Schon das dumpfe, metallische Geräusch, wenn sich das mächtige Drucktor vor der hausgroßen Kaverne schließt, hallt in dem dreieinhalb Kilometer langen Tunnelsystem viele Male wider. Das Geräusch der Detonation, die kurz darauf folgt, wabert noch viel mächtiger durch das von Splittern zernarbte Innere der Reiteralpe. Tief im Dolomit des Berchtesgadener Landes hat Sprengmeister Thomas Spens 650 Gramm militärischen Plastiksprengstoff gezündet, direkt an einer Betonwand, die mit zahllosen dünnen Stahlfäden verstärkt ist.

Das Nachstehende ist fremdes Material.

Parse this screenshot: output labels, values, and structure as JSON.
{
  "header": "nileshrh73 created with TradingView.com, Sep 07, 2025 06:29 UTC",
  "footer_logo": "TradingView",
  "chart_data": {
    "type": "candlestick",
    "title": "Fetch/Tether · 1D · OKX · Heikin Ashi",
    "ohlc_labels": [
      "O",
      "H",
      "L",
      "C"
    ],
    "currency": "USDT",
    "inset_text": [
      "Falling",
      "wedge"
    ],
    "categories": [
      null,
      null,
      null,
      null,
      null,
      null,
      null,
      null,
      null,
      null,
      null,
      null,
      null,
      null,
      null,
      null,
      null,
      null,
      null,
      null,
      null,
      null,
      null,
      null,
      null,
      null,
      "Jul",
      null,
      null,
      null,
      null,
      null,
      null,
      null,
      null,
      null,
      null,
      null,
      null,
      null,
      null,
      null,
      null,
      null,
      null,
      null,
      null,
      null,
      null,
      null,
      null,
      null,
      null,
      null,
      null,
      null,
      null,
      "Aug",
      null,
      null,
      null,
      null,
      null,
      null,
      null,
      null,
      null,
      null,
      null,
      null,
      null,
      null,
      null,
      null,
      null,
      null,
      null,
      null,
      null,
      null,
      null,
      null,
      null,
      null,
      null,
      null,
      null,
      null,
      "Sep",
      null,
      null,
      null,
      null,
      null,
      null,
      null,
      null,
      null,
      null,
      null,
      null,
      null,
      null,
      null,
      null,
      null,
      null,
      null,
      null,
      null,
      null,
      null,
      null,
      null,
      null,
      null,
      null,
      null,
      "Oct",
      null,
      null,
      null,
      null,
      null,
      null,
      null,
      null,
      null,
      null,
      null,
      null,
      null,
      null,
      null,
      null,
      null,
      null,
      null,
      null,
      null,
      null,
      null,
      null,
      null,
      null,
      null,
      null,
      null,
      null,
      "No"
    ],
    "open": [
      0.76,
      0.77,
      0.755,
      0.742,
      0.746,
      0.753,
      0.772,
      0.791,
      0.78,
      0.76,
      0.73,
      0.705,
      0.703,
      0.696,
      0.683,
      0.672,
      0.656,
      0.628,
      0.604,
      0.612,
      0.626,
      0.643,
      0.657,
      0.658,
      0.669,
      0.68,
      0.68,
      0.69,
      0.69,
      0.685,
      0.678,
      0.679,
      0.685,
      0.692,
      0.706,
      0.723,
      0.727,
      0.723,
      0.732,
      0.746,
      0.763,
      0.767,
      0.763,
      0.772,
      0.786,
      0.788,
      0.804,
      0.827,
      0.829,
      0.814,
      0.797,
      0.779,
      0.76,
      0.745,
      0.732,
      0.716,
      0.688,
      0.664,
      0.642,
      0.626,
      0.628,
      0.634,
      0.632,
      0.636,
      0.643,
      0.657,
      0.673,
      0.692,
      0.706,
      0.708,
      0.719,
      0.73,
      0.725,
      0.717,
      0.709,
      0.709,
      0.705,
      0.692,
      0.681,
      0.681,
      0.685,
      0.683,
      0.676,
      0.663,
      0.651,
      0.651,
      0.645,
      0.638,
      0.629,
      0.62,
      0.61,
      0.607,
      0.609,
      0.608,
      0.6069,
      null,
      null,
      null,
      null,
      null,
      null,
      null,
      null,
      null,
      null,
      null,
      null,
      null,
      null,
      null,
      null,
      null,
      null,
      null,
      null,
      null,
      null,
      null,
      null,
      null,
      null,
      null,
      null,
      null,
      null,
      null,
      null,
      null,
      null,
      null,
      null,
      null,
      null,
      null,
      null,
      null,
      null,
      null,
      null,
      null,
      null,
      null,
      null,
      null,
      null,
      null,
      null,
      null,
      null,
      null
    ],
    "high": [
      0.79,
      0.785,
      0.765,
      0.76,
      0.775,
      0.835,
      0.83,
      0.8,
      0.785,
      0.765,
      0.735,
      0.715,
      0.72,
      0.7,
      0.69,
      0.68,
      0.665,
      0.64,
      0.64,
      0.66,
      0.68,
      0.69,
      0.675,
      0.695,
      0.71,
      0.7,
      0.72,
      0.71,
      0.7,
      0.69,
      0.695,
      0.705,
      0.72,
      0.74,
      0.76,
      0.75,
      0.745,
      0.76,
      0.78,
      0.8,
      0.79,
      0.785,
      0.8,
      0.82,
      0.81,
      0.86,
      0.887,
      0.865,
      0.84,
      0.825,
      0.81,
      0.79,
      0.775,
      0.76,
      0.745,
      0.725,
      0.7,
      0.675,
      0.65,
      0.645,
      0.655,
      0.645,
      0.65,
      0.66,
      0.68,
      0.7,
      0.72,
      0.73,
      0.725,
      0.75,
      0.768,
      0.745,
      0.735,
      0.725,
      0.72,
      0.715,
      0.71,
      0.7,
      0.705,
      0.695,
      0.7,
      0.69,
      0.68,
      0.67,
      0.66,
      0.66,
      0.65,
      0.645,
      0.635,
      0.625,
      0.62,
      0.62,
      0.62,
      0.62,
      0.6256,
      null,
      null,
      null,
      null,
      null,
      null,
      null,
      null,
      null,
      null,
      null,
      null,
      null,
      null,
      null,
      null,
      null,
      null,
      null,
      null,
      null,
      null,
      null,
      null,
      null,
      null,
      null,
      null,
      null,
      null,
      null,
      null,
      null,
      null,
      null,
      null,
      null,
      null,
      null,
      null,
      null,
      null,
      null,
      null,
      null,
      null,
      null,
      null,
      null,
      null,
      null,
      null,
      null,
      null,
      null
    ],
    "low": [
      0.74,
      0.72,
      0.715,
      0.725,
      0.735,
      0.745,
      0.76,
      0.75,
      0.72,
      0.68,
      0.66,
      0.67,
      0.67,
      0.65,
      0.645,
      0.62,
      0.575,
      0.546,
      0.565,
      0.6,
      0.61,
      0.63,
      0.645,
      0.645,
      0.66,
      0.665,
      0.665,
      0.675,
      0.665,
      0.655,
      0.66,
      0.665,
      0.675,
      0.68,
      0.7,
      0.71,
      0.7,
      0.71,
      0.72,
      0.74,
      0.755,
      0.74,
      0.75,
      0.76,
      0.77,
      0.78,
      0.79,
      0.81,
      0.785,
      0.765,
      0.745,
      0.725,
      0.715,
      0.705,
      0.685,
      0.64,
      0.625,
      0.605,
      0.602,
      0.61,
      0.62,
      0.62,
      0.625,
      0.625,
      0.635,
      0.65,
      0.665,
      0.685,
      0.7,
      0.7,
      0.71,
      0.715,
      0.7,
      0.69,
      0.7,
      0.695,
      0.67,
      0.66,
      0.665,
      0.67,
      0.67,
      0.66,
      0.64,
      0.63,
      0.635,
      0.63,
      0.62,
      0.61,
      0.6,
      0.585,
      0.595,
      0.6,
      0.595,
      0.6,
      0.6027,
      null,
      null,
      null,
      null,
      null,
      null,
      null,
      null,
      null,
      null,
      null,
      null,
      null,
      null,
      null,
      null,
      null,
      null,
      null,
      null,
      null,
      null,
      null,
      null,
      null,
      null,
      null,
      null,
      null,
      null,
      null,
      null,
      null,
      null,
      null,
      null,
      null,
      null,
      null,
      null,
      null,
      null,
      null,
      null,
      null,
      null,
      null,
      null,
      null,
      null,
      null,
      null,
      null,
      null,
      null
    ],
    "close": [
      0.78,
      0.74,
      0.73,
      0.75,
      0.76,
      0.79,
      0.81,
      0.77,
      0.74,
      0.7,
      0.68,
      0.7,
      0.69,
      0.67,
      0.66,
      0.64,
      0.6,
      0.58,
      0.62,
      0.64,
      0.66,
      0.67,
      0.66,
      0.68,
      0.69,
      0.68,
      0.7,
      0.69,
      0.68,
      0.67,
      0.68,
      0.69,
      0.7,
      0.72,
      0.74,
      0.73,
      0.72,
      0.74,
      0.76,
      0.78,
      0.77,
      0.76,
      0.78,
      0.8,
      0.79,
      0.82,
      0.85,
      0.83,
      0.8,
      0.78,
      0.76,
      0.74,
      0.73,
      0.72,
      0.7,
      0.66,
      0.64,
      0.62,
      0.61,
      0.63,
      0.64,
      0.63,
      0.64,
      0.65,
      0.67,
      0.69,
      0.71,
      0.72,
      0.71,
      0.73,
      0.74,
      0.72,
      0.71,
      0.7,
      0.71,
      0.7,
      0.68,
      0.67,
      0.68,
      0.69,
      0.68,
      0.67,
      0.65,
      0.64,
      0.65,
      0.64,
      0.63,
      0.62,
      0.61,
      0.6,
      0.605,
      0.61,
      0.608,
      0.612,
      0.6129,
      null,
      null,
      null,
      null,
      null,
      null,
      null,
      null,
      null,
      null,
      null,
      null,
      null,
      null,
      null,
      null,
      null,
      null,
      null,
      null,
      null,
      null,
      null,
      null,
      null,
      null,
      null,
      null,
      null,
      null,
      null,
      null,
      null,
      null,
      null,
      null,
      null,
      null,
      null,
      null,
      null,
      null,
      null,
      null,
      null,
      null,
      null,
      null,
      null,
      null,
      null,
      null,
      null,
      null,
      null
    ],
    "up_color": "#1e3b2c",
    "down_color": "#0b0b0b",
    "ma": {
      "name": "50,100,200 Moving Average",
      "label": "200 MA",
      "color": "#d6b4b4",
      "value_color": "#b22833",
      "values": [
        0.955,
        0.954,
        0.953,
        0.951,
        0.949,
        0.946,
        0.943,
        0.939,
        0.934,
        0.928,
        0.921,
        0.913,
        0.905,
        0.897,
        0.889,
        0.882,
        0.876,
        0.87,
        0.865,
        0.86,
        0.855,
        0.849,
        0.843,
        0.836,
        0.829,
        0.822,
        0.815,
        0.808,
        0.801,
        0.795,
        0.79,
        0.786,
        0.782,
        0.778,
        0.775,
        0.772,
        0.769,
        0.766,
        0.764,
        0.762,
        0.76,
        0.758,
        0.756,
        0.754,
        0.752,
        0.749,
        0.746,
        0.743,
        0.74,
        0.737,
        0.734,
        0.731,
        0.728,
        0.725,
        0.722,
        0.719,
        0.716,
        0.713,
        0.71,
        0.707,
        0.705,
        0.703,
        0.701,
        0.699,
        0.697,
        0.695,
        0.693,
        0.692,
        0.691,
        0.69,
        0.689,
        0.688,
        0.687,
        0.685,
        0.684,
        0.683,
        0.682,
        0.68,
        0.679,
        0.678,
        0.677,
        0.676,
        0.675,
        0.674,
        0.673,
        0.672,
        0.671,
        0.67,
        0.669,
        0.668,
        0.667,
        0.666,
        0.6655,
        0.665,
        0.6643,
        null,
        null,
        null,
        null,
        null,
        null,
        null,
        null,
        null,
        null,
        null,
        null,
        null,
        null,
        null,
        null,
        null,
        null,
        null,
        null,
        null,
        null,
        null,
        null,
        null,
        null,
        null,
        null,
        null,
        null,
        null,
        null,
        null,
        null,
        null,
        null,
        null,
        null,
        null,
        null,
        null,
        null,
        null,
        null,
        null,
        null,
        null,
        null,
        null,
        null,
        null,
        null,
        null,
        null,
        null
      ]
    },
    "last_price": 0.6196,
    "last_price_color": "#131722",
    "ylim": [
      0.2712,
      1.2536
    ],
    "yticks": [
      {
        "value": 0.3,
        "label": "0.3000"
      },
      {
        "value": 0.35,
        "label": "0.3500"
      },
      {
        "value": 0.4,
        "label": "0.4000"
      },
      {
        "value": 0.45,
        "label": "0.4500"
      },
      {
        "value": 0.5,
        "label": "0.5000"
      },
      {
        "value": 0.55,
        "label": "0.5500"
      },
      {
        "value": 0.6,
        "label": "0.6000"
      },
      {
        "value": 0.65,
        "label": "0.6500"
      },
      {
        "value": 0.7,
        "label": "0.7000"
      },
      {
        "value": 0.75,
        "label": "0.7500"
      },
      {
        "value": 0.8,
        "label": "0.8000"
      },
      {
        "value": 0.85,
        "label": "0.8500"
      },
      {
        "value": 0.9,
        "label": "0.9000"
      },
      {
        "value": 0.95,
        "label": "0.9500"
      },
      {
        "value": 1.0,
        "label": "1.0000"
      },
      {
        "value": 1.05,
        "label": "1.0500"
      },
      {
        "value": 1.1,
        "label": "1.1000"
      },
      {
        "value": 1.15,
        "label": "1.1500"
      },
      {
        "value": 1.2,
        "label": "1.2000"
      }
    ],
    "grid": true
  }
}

Hier in der Wehrtechnischen Dienststelle 52 in Oberjettenberg bei Schneizlreuth lässt die Bundeswehr prüfen, was die Truppe vor Angriffen schützen soll. Die Wissenschaftler und Ingenieure testen Betonwände, die Autobomben standhalten sollen; sie probieren Detektoren aus, die selbstgebaute Sprengsätze entdecken können, und sie graben Fallgruben vor Feldlagern in Wüstentarnung mitten in die bayerischen Berge. Vom "Gegner" ist hier viel die Rede, und dieser Gegner ist längst ein ganz anderer als der, der im Kalten Krieg mit seinen Atombomben gedroht hat. Doch auch die Druckwelle einer solchen Bombe, den nuklearen Blast, können sie hier in Oberjettenberg simulieren.
Ein anderes Erbe aus dem Kalten Krieg sind die 50 Meter Elbe-Seitenkanal, der zum unüberwindbaren Hindernis für die Sowjetpanzer gemacht werden sollte. Die Panzer sind nicht gekommen, dafür ist inzwischen die Bundeswehr in vielen fernen Weltgegenden unterwegs. Die Verhältnisse dort werden in Oberjettenberg nachgestellt, von Männern und Frauen, die keine Schulterklappen tragen, sondern Beamtentitel. Ihr Auftrag ist ein rein defensiver, doch dass Angriff und Verteidigung, die hier gerne "Wirkung und Schutz" genannt werden, schon immer zwei Seiten einer Medaille waren, ist den Wehrtechnikern der Bundeswehr natürlich bewusst.
Der Aufwand, den die Bundeswehr hier betreibt, ist enorm, auch wenn immer mehr Sprengversuche nur noch im Computer stattfinden. Das Tunnelsystem in der Reiteralpe wird trotzdem immer größer - und womöglich soll es auch bald tiefer werden, denn die 60 Meter des senkrechten, mit 1,2 Millionen Litern Wasser gefüllten Schachts reichen für die Tests an Torpedos und an Auftauch-Einrichtungen für U-Boote kaum mehr aus.
Obwohl an der Mündung des Tunnels immer wieder Bäume umknicken, schützt der Berg vor ungewollten Schäden - und vor Einblicken in die Testreihen der Wehrtechniker, die dem Gegner möglichst mindestens einen Schritt voraus sein sollten.